Cuando al día siguiente de la posesión de la ciudad, los castellanos llamaron a la puerta de la soldana Zoraya preguntando si había allí cautivos cristianos, María de Abando ya había sido liberada por su señora y echado a andar por las calles con su talego al hombro:

—¡Vete, María! ¡Que Dios te acompañe mientras vivas…! Ha sido grato conocerte… Te voy a devolver los dineros que me has ido abonando por tu rescate. A Dios…

E María recibió de manos de la mora, que ya no mentaba a Alá, sino a Dios-Dios, un saquete con dineros y un pan. Los tomó, los guardó en el talego, le besó la mano y echó a caminar, pensando que mejor haría la sultana vistiéndose de sayal y marchándose también.

E bajaba María hacia la puente del Darro por estrechas callejuelas cuando, de repente, se encontró en un tumulto y conque unos —moros, seguro— habían atravesado un carro y, parapetados, arrojaban saetas contra otros, moros o cristianos, que se refugiaban en unas casas.

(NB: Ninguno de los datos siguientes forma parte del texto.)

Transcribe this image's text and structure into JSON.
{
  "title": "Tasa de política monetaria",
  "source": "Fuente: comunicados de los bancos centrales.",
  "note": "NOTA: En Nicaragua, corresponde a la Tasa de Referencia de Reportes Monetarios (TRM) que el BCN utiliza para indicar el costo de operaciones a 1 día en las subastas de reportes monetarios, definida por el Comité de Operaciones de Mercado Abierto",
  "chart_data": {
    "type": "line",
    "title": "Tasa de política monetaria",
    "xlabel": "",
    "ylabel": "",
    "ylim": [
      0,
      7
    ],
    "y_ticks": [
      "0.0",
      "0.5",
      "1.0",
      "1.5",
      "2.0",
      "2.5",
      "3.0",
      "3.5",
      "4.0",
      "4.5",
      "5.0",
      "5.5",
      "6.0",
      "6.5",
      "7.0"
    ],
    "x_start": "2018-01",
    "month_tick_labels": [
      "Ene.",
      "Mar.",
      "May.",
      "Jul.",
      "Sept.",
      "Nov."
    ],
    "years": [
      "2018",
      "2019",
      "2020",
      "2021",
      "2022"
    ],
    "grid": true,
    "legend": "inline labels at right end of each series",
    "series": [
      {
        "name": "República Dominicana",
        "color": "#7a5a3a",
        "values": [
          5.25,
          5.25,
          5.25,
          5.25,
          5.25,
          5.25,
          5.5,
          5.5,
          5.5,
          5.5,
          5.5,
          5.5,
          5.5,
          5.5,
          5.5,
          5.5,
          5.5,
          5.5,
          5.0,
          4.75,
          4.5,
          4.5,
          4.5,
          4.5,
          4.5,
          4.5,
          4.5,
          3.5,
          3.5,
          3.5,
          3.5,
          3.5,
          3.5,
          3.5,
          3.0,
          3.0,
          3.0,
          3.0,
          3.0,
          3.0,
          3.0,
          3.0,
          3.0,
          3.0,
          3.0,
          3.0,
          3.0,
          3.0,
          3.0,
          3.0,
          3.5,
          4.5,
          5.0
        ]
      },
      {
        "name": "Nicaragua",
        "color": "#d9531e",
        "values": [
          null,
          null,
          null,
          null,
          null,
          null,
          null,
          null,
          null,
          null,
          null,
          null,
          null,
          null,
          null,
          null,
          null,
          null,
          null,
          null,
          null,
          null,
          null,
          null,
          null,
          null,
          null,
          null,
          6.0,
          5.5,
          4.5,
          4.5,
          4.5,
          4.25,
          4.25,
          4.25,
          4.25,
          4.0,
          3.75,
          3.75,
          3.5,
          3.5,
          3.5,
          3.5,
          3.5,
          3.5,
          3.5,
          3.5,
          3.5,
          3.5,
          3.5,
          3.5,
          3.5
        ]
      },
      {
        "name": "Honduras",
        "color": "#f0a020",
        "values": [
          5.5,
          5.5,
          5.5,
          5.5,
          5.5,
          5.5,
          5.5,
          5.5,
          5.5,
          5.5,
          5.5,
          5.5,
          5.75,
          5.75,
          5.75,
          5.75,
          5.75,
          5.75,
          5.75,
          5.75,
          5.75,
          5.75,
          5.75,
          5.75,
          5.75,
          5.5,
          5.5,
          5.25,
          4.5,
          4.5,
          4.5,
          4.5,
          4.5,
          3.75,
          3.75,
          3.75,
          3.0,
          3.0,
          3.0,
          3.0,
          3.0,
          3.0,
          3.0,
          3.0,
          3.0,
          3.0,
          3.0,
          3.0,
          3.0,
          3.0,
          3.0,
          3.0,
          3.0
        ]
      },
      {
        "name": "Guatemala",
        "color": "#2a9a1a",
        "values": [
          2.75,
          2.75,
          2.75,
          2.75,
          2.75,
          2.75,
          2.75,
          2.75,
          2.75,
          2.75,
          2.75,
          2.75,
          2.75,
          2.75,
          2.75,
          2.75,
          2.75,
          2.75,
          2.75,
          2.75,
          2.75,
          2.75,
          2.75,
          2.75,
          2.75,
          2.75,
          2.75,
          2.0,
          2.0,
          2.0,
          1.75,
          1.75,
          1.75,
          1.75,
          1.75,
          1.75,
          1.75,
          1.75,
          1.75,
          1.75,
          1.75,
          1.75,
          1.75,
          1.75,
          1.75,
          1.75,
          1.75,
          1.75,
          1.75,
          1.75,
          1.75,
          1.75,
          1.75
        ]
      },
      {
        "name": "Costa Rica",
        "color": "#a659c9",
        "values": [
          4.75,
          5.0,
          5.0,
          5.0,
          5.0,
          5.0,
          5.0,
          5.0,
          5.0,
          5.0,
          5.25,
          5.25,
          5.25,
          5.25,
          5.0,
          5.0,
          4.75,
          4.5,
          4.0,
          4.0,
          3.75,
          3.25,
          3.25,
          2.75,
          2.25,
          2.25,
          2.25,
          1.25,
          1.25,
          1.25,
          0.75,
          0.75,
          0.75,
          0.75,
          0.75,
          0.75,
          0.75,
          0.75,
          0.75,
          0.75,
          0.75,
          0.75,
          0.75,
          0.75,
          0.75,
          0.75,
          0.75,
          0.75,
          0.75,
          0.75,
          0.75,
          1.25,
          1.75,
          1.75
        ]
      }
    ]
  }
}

E retrocedió cien, o doscientas varas para, al torcer una esquina, casi tropezar con un hombre que, tras el primer sobresalto y pedirle excusas por el encuentro, reconoció de inmediato, pues no era otro que el extraño sujeto que andaba medio desnudo, el vecino de Ávila que bailaba las manos, el que había llevado a Juanico a casa de las marquesas de Alta Iglesia cuando a ella la perseguía la Hermandad.

Como no era momento de preguntarle por su salud, ni de alegrarse ni de contrariarse por el encuentro, ni de pensar en el pasado, sino de salvar la vida, pues quienes fueren, moros o cristianos, subían hacia el Albaicín armando ruido, lo tomó del brazo e trató de correr con él, pero el hombre, necio, no quiso emprender carrera e se quedó allí meneando las manos, lo que mejor hacía, y fue ella la que echó a correr. En vano, porque la alcanzaron unos hombres, cristianos para más señas, que le quitaron el talego con el dinero y el pan que le había dado la señora Zoraya e aún le hubieran quitado la virtud, de tenerla, pues le dijeron groserías y la miraron con ojos de lujuria y hasta la llegaron a ofender:

—Ven, morica, que te haremos feliz…

A lo que ella respondió:

—No soy mora, soy cristiana e llevo siete años cautiva en Granada…

Entonces los tipos se llevaron la mano al casco pidiéndole disculpas y no le tornaron el talego, pero la dejaron ir.

María puso pies en polvorosa camino del campamento castellano, donde las buenas gentes la socorrieron y le dieron de comer, y hasta manta le dieron, a Dios gracias, porque no tenía un maravedí. Y fue en torno a una hoguera donde oyó decir que doña Isabel, la reina, se había bañado al regresar de la toma oficial de la ciudad de Granada y que, después de diez años —los que llevaba empleados en la guerra— había pedido, por fin, camisa limpia. Tal escuchó, pues unas mujeres explicaban que la soberana no se había cambiado de camisa en todo aquel tiempo por cumplir un voto. A la ex cautiva se le hizo extraño y achacó las hablas a la maledicencia, pero no comentó nada, pues estaba más que cansada, y durmióse.